Remote working and taxes: final considerations

Employers generally do not withhold any taxes from contractors or make payments to government entities on their behalf. Tax rates for contractors vary from country to country, so contractors should consult local guidelines for specific tax rates and savings tips. You can exempt yourself from this double taxation with the convenience rule. This rule indicates that you might not have to pay twice as long as your employer requests you to work in this remote location for the company’s convenience. If your employer operates out of another state, you typically won’t have to pay two sets of remote work taxes.

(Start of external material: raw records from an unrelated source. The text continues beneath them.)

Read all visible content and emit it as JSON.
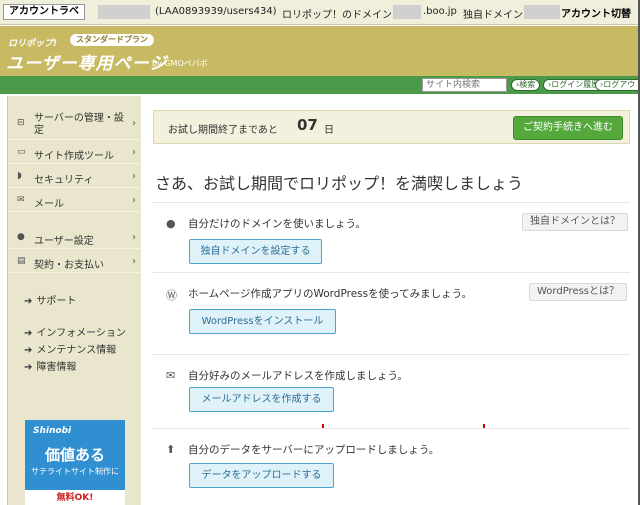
{
  "account_bar": {
    "tag": "アカウントラベ",
    "path": "(LAA0893939/users434)",
    "domain_label": "ロリポップ！のドメイン",
    "domain_suffix": ".boo.jp",
    "own_domain_label": "独自ドメイン",
    "switch_label": "アカウント切替"
  },
  "header": {
    "logo_small": "ロリポップ!",
    "plan_badge": "スタンダードプラン",
    "logo_main": "ユーザー専用ページ",
    "logo_gmo": "by GMOペパボ"
  },
  "toolbar": {
    "search_placeholder": "サイト内検索",
    "search_button": "検索",
    "login_history_button": "ログイン履歴",
    "logout_button": "ログアウト"
  },
  "sidebar": {
    "items": [
      {
        "icon": "server-icon",
        "label": "サーバーの管理・設定"
      },
      {
        "icon": "monitor-icon",
        "label": "サイト作成ツール"
      },
      {
        "icon": "shield-icon",
        "label": "セキュリティ"
      },
      {
        "icon": "mail-icon",
        "label": "メール"
      },
      {
        "icon": "user-icon",
        "label": "ユーザー設定"
      },
      {
        "icon": "card-icon",
        "label": "契約・お支払い"
      }
    ],
    "links": [
      "サポート",
      "インフォメーション",
      "メンテナンス情報",
      "障害情報"
    ],
    "banner": {
      "logo": "Shinobi",
      "title": "価値ある",
      "sub": "サテライトサイト制作に",
      "bottom": "無料OK!"
    }
  },
  "main": {
    "trial": {
      "label": "お試し期間終了まであと",
      "days": "07",
      "unit": "日",
      "contract_button": "ご契約手続きへ進む"
    },
    "headline": "さあ、お試し期間でロリポップ！を満喫しましょう",
    "cards": [
      {
        "icon": "globe-icon",
        "text": "自分だけのドメインを使いましょう。",
        "help": "独自ドメインとは？",
        "button": "独自ドメインを設定する"
      },
      {
        "icon": "wordpress-icon",
        "text": "ホームページ作成アプリのWordPressを使ってみましょう。",
        "help": "WordPressとは？",
        "button": "WordPressをインストール"
      },
      {
        "icon": "envelope-icon",
        "text": "自分好みのメールアドレスを作成しましょう。",
        "help": "",
        "button": "メールアドレスを作成する"
      },
      {
        "icon": "upload-icon",
        "text": "自分のデータをサーバーにアップロードしましょう。",
        "help": "",
        "button": "データをアップロードする"
      }
    ]
  }
}
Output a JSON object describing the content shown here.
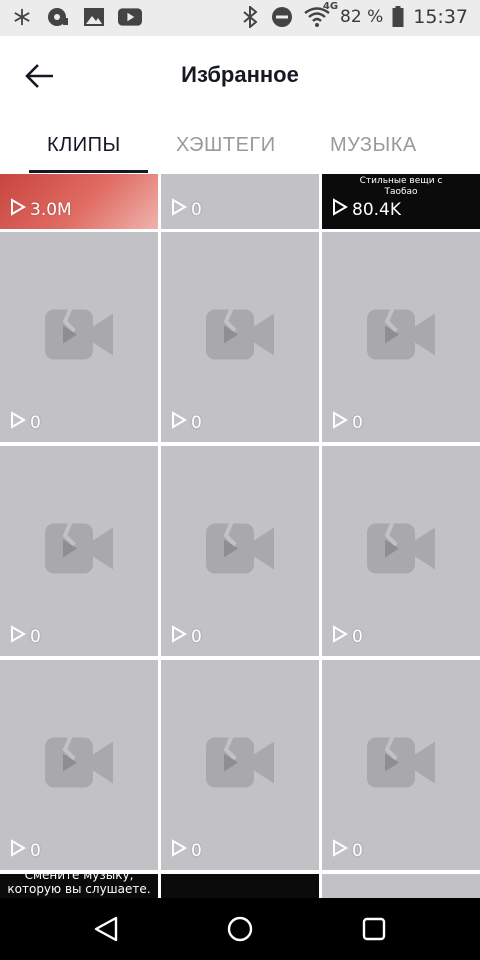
{
  "status_bar": {
    "icons_left": [
      "snowflake-icon",
      "music-disc-icon",
      "image-icon",
      "youtube-icon"
    ],
    "icons_right": [
      "bluetooth-icon",
      "do-not-disturb-icon",
      "wifi-icon",
      "battery-icon"
    ],
    "network": "4G",
    "battery": "82 %",
    "time": "15:37"
  },
  "header": {
    "title": "Избранное"
  },
  "tabs": [
    {
      "label": "КЛИПЫ",
      "active": true
    },
    {
      "label": "ХЭШТЕГИ",
      "active": false
    },
    {
      "label": "МУЗЫКА",
      "active": false
    }
  ],
  "grid": {
    "row1": [
      {
        "views": "3.0M",
        "style": "red"
      },
      {
        "views": "0",
        "style": "placeholder"
      },
      {
        "views": "80.4K",
        "style": "black",
        "caption": "Стильные вещи с Таобао"
      }
    ],
    "row2": [
      {
        "views": "0"
      },
      {
        "views": "0"
      },
      {
        "views": "0"
      }
    ],
    "row3": [
      {
        "views": "0"
      },
      {
        "views": "0"
      },
      {
        "views": "0"
      }
    ],
    "row4": [
      {
        "views": "0"
      },
      {
        "views": "0"
      },
      {
        "views": "0"
      }
    ],
    "row5": [
      {
        "caption": "Смените музыку, которую вы слушаете."
      },
      {
        "style": "black"
      },
      {
        "style": "placeholder"
      }
    ]
  },
  "nav": {
    "icons": [
      "back-triangle-icon",
      "home-circle-icon",
      "recents-square-icon"
    ]
  }
}
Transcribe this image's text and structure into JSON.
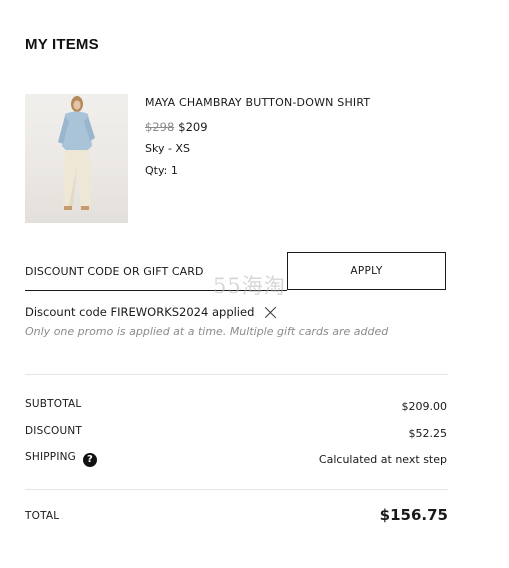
{
  "section_title": "MY ITEMS",
  "product": {
    "name": "MAYA CHAMBRAY BUTTON-DOWN SHIRT",
    "original_price": "$298",
    "sale_price": "$209",
    "variant": "Sky - XS",
    "quantity": "Qty: 1",
    "image_alt": "model wearing light blue chambray shirt and cream wide-leg pants"
  },
  "discount": {
    "label": "DISCOUNT CODE OR GIFT CARD",
    "apply_label": "APPLY",
    "applied_text": "Discount code FIREWORKS2024 applied",
    "note": "Only one promo is applied at a time. Multiple gift cards are added"
  },
  "watermark": "55海淘",
  "summary": {
    "subtotal_label": "SUBTOTAL",
    "subtotal_value": "$209.00",
    "discount_label": "DISCOUNT",
    "discount_value": "$52.25",
    "shipping_label": "SHIPPING",
    "shipping_value": "Calculated at next step",
    "help_glyph": "?",
    "total_label": "TOTAL",
    "total_value": "$156.75"
  },
  "colors": {
    "text": "#1a1a1a",
    "muted": "#8b8b8b",
    "divider": "#e5e5e5",
    "shirt": "#a9c3d9"
  },
  "icons": [
    "close-icon",
    "help-icon"
  ]
}
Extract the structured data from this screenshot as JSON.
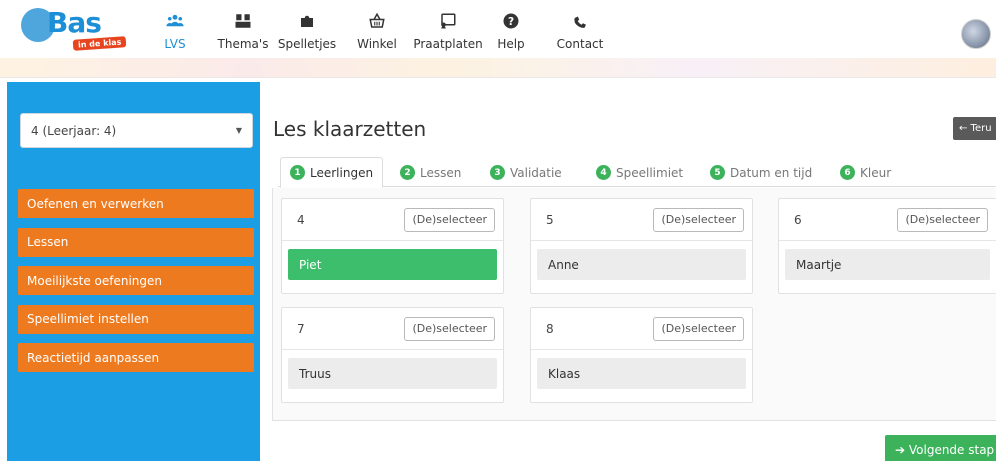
{
  "header": {
    "logo_text": "Bas",
    "logo_sub": "in de klas",
    "nav": [
      {
        "label": "LVS",
        "icon": "users-icon",
        "active": true
      },
      {
        "label": "Thema's",
        "icon": "themes-icon"
      },
      {
        "label": "Spelletjes",
        "icon": "puzzle-icon"
      },
      {
        "label": "Winkel",
        "icon": "shop-icon"
      },
      {
        "label": "Praatplaten",
        "icon": "picture-icon"
      },
      {
        "label": "Help",
        "icon": "question-icon"
      },
      {
        "label": "Contact",
        "icon": "phone-icon"
      }
    ],
    "accent_color": "#1f8fd6"
  },
  "sidebar": {
    "select_value": "4 (Leerjaar: 4)",
    "menu": [
      "Oefenen en verwerken",
      "Lessen",
      "Moeilijkste oefeningen",
      "Speellimiet instellen",
      "Reactietijd aanpassen"
    ],
    "bg_color": "#1b9ee3",
    "menu_color": "#ee7a1f"
  },
  "main": {
    "title": "Les klaarzetten",
    "back_label": "← Teru",
    "tabs": [
      {
        "num": "1",
        "label": "Leerlingen",
        "active": true
      },
      {
        "num": "2",
        "label": "Lessen"
      },
      {
        "num": "3",
        "label": "Validatie"
      },
      {
        "num": "4",
        "label": "Speellimiet"
      },
      {
        "num": "5",
        "label": "Datum en tijd"
      },
      {
        "num": "6",
        "label": "Kleur"
      }
    ],
    "cards": [
      {
        "group": "4",
        "toggle": "(De)selecteer",
        "student": "Piet",
        "selected": true
      },
      {
        "group": "5",
        "toggle": "(De)selecteer",
        "student": "Anne"
      },
      {
        "group": "6",
        "toggle": "(De)selecteer",
        "student": "Maartje"
      },
      {
        "group": "7",
        "toggle": "(De)selecteer",
        "student": "Truus"
      },
      {
        "group": "8",
        "toggle": "(De)selecteer",
        "student": "Klaas"
      }
    ],
    "next_label": "➔ Volgende stap",
    "green_color": "#3cb35b"
  }
}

Often, employee-based income taxes are based on the state where you generate income, not where the revenue itself is generated.

  • This gives you the percentage of your home that is dedicated to your home office.
  • During the pandemic, application of the convenience-of-the-employer rule has been inconsistent.
  • You would only have to pay Maryland taxes and file a return in the state in which you reside.
  • Traveling for work across state lines can put you in a unique tax situation because you might face double taxation.